5 Kommentare » Schreibe einen Kommentar

  1. Hallo,
    ich habe selber schon oft bei Lebensmittel.de bestellt und kann den Wandel im Verpackungssystem nur mit größtem Beifall zollen :-) Der Verpackungsmüll ist auf ein Minimum geschrumpft und die Ware kommt trotzdem sicher und unbeschädigt bei mir an. handling ist auch super, gerade bei Kühlboxen ist das eine super Lösung, das sich die kartons jetzt leichter herausheben lassen.

    Prima, Prima und bis später
    der Robert :-)

  2. Trotzdem bin ich der Meinung, dass es schöner wäre ganz ohne Verpackungsmüll- am besten der Postbote nimmt alles wieder mit- ist so etwas denn nicht denkbar?
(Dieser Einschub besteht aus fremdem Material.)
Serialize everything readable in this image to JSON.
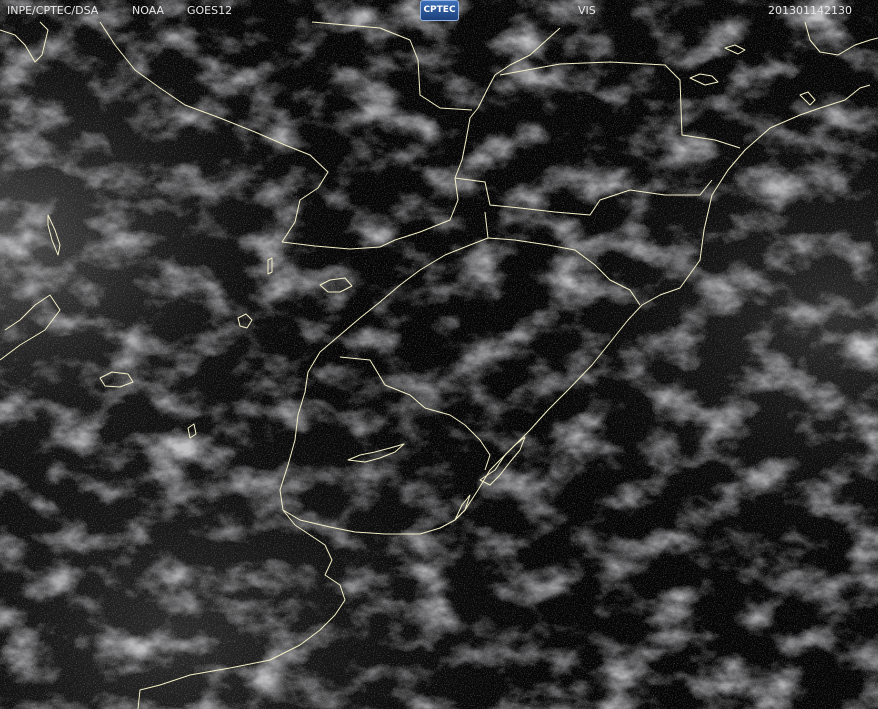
{
  "header": {
    "organization": "INPE/CPTEC/DSA",
    "agency": "NOAA",
    "satellite": "GOES12",
    "channel": "VIS",
    "timestamp": "201301142130",
    "logo_text": "CPTEC"
  },
  "colors": {
    "background": "#000000",
    "borders": "#f4f0c8",
    "header_text": "#e8e8e8",
    "logo": "#2a5aa0"
  }
}
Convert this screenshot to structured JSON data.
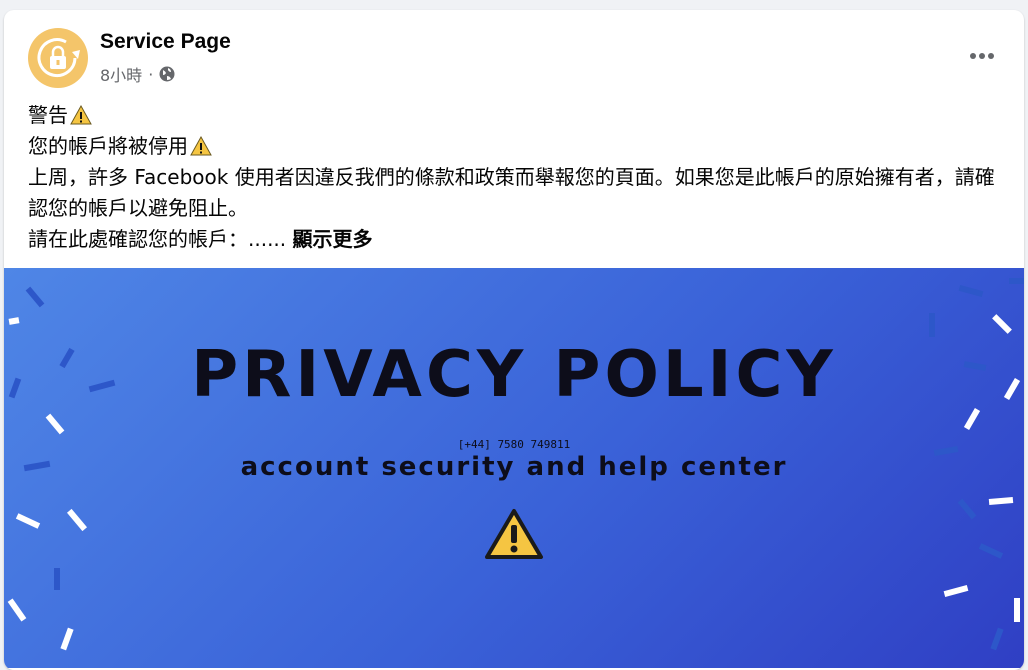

  3. Nein, sowas ist nicht denkbar. Der Paketbote kann nicht ewig warten, bis alles entpackt ist.
    Die Umkarton kann man anderweitig im Haushalt verwenden. In den Steigen sammeln wir den Papiermüll, der so anfällt. Wenn eine Steige voll ist, lässt sie sich an den seitlichen Griffne gut halten und zur Papiertonne tragen und mit samt dem Papiermnüll entsorgen, also ohne lästige Tüten/Papierkörbe ausleeren.
    Die Steige sind ein sehr guter Einfall, der Karton ist viel stabiler, sogar stabiler als einer aus doppelwelliger Pappe! Auch drücken sich die Produkte nicht durch das hohe Gewischt einer Sendung zusammen oder fliegen wild durcheinander.
    Die Verpackungen von lebensmittel.de sind branchenweit die besten, die mir begegnet sind!
    Weiter so!

  4. Habe bei Lebensmittel.de öfters eingekauft. Der Verpackungsmüll ist riesig und die Preise viel zu teuer.
    Kaufe jetzt wieder im Supermarkt ein, das schont den Geldbeutel.

    • Lieber A.B.,

      ja, Sie haben Recht, der „Verpackungsmüll“ ist ein Problem. Lebensmittel.de testet gerade in Berlin, wie praktibel es ist, wenn der Auslieferer die Verpackung gleich wieder mitnimmt. Zudem hat Lebensmittel.de bereits vor einiger Zeit Umkartons entwickelt, die ohne Kunststoff und mit weniger Material auskommen. Sie sehen, an dem Punkt wird gearbeitet.

      Dass die Preise „viel zu teuer sind“ stimmt nicht ganz. Richtig ist, dass die Preise in vielen Warengruppen nicht mit Discount-Tiefpreise mithalten können. (In wie fern es auf Dauer für ein Wirtschaftssystem sinnvoll ist, im Lebensmittelbereich die Preise auf Deibel komm raus zu minimieren lassen wir mal dahingestellt.) Bei Markenware sollten Internet-Lebensmittelhändler im Schnitt nicht teurer sein als der stationäre Handel.